The nerve of this man, to be so freaking handsome he makes me forget, for a moment at least, how worn out I am.

“Hey, you,” he says as he saunters toward me.

I try not to notice how his hips move, their slow, casual roll.

I try very hard.

Like always, I fail.

“Hey, Brooks,” I reply a little too brightly. Before I can make a fool of myself in front of a guy yet again, I unwrap the corner of a tray of triple chocolate muffins and grab one, holding it out to him. “I’m late—”

“Seventeen minutes.” His lips twitch, gaze once again locking on mine. “But who’s counting?”

I roll my eyes, mostly to avoid the intensity of his. “You’re the worst.”

“I am. Especially when I’m having chocolate withdrawal.” He carefully peels the paper cup from the muffin and takes a huge, shameless bite. He groans.

“Better?” I ask, warmth filling me at his obvious pleasure.

“Yes.”

Tucking the papers underneath his arm, he grabs my cart with his free hand and begins to push it toward my customary perch in a nearby corner.

“Hey. Let go of my muffins,” I say, breaking into a half-jog to keep up with his enormous stride. I’m not short, but Brooks is six-three. At least.

“No.”

“Please?”

“Nope.” He takes another bite, crumbs spilling everywhere. “Jesus Christ, Greer, what do you put in these things?”

“Love.”

“And drugs?”

I laugh. Apparently this guy makes every girl laugh. “That’s the magic ingredient. Now can I have my cart back please?”

He ignores me and inhales the rest of his muffin during the forty seconds it takes us to reach our destination. By the time he positions my cart parallel to the nearby High-Grade desk—exactly how I usually do in the exact same spot—he’s got his lips pressed to his thumb. As he clears the last traces of chocolate from his finger, his expression goes blank, then . . . falls.

So does my heart. I know he’s thinking about his sister. She died around this time years ago, but it’s obvious her passing still haunts him.

A beat later, though, his fingers are clean and his expression is smoothed over. I wonder, not for the first time, how he’s survived losing his twin. Poor guy clearly misses her, although I’ve never heard him really talk about her.
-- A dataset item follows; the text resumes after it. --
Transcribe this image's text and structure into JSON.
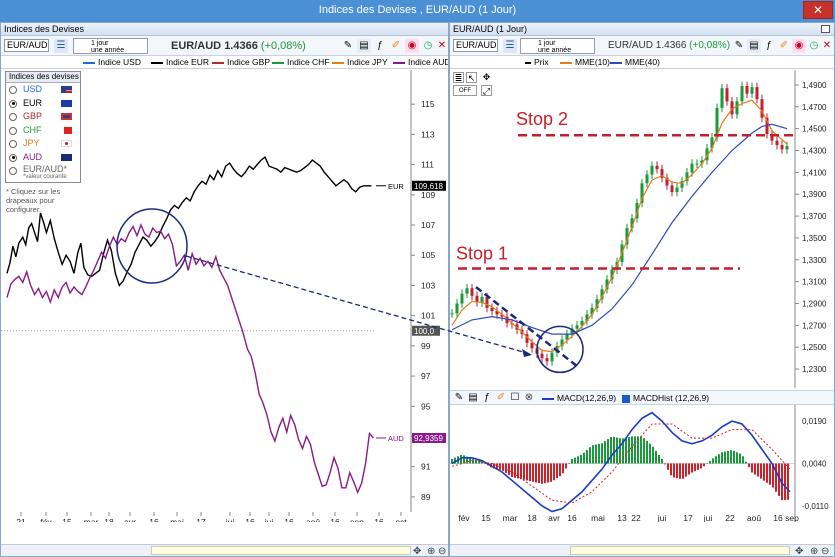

George filled me in on the broad strokes, but I’ve always wanted to ask Brooks about Lizzie. What she was like, what he misses most about her.
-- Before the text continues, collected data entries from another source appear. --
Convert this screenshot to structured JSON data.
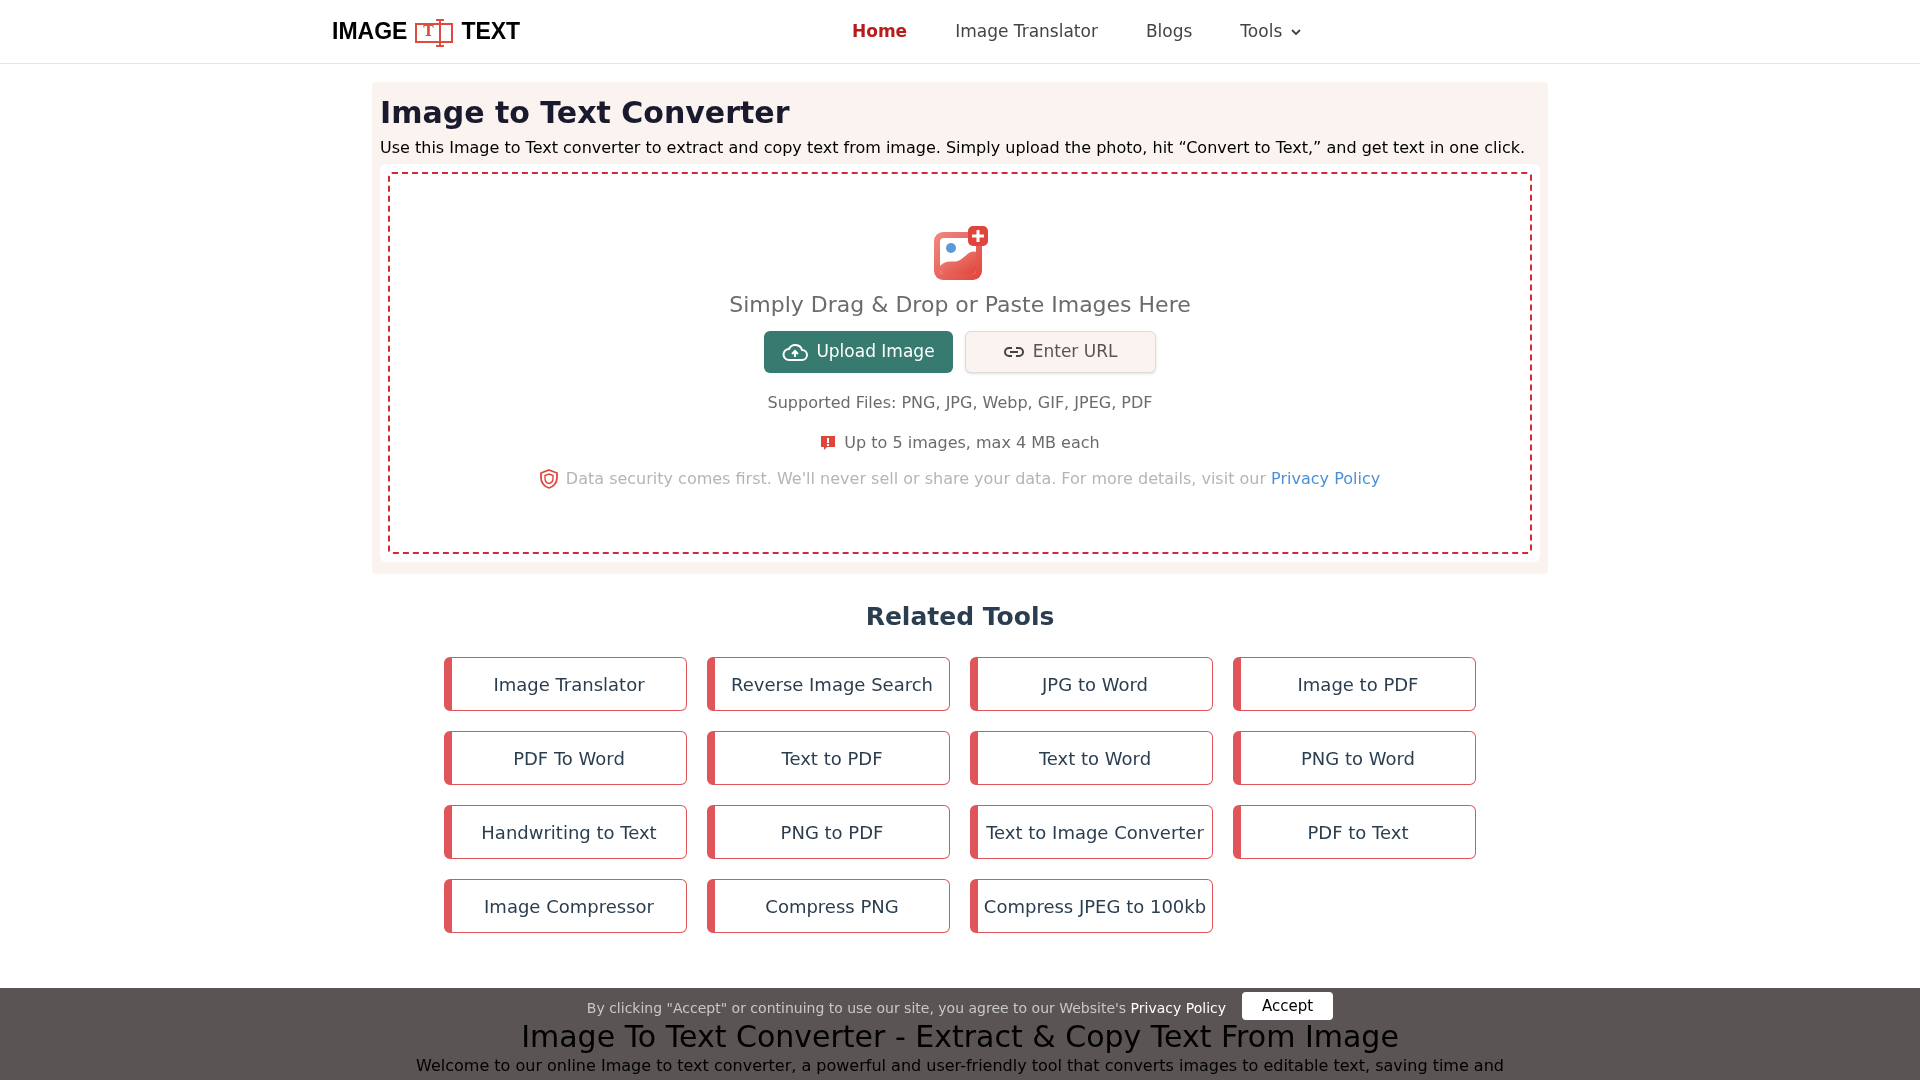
{
  "header": {
    "logo": {
      "left": "IMAGE",
      "mark": "T",
      "right": "TEXT"
    },
    "nav": [
      {
        "label": "Home",
        "selected": true,
        "dropdown": false
      },
      {
        "label": "Image Translator",
        "selected": false,
        "dropdown": false
      },
      {
        "label": "Blogs",
        "selected": false,
        "dropdown": false
      },
      {
        "label": "Tools",
        "selected": false,
        "dropdown": true
      }
    ]
  },
  "converter": {
    "title": "Image to Text Converter",
    "subtitle": "Use this Image to Text converter to extract and copy text from image. Simply upload the photo, hit “Convert to Text,” and get text in one click.",
    "dropzone": {
      "prompt": "Simply Drag & Drop or Paste Images Here",
      "upload_button": "Upload Image",
      "url_button": "Enter URL",
      "supported": "Supported Files: PNG, JPG, Webp, GIF, JPEG, PDF",
      "limit": "Up to 5 images, max 4 MB each",
      "security": "Data security comes first. We'll never sell or share your data. For more details, visit our",
      "security_link": "Privacy Policy"
    }
  },
  "related_tools": {
    "title": "Related Tools",
    "items": [
      "Image Translator",
      "Reverse Image Search",
      "JPG to Word",
      "Image to PDF",
      "PDF To Word",
      "Text to PDF",
      "Text to Word",
      "PNG to Word",
      "Handwriting to Text",
      "PNG to PDF",
      "Text to Image Converter",
      "PDF to Text",
      "Image Compressor",
      "Compress PNG",
      "Compress JPEG to 100kb"
    ]
  },
  "article": {
    "title": "Image To Text Converter - Extract & Copy Text From Image",
    "intro": "Welcome to our online Image to text converter, a powerful and user-friendly tool that converts images to editable text, saving time and"
  },
  "cookie_banner": {
    "text": "By clicking \"Accept\" or continuing to use our site, you agree to our Website's",
    "link": "Privacy Policy",
    "button": "Accept"
  }
}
It’s just never been the right time or place. Brooks and I don’t hang out like that, just me and him, shooting the shit. There are always other people around. My brother. Their college friends.
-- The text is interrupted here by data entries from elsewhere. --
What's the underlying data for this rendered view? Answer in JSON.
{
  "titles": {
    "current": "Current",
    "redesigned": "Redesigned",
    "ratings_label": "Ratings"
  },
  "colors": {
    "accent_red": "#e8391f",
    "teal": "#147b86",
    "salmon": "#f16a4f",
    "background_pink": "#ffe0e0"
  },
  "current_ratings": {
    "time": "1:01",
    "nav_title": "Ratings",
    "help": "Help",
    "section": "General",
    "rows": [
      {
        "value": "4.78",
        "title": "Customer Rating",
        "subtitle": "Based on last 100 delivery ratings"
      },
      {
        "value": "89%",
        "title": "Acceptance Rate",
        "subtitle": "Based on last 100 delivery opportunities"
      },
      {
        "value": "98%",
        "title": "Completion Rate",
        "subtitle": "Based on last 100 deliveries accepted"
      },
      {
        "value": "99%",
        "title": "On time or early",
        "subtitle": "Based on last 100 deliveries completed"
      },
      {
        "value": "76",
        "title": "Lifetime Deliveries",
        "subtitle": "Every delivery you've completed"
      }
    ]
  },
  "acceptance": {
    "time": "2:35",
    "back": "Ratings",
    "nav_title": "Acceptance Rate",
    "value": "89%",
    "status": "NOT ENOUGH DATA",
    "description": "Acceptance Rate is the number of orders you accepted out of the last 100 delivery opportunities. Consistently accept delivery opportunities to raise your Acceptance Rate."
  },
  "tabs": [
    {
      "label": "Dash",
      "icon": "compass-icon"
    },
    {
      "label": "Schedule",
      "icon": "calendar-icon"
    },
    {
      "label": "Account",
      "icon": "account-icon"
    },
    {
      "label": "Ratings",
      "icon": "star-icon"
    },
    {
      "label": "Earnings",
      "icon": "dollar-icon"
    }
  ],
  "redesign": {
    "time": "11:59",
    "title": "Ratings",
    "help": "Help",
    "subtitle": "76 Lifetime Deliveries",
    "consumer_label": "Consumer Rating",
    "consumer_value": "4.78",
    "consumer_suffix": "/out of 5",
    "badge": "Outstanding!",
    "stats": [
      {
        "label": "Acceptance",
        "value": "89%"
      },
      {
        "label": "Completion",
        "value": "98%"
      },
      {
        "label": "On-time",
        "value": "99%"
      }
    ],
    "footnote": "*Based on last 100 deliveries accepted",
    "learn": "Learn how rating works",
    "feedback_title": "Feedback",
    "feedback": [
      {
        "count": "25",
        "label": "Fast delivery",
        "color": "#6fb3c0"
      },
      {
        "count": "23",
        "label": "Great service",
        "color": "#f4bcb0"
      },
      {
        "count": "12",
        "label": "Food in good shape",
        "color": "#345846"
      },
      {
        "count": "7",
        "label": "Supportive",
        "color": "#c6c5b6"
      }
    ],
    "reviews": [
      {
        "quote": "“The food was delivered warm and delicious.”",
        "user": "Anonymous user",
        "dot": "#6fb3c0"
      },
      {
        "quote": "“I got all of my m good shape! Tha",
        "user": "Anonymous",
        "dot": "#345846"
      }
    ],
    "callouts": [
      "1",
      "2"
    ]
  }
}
I can check in on him, though.

“You okay?” I ask.

“Yeah,” he says gruffly.

“You don’t sound okay.”

“That was just . . . too fucking good.”

I hold out a second muffin. “Want another?”

“Yes,” he says, even as he shakes his head. “But I don’t eat sweets.”

“You just did, though.”

“I only eat your sweets.”

“Gross,” Theo Morgan, my friend Nora’s husband and the head of High-Grade trading, says from his perch at a nearby desk.

“You’re gross for going there,” Brooks shoots back. He takes a napkin off the cart and wipes his hands.

I scoop some ice into a cup and fill it with coffee, topping it off with a splash of milk and a heaping teaspoon of sugar. “Just how you like it,” I say to Brooks.

He takes a sip and groans again. “Damn that’s good. Thank you.”

My nipples tighten. “Anytime.”

Still sipping his coffee, he digs into his back pocket for his money clip and hands me a fifty-dollar bill.

“You’re going to clear out all my change,” I say, glancing over Brooks’s shoulder to see the line of people that’s appeared behind him.

He returns the money clip to his pocket. The starched fabric of his shirt draws taut over his chest and shoulders as he moves. “Not if you don’t give me any.”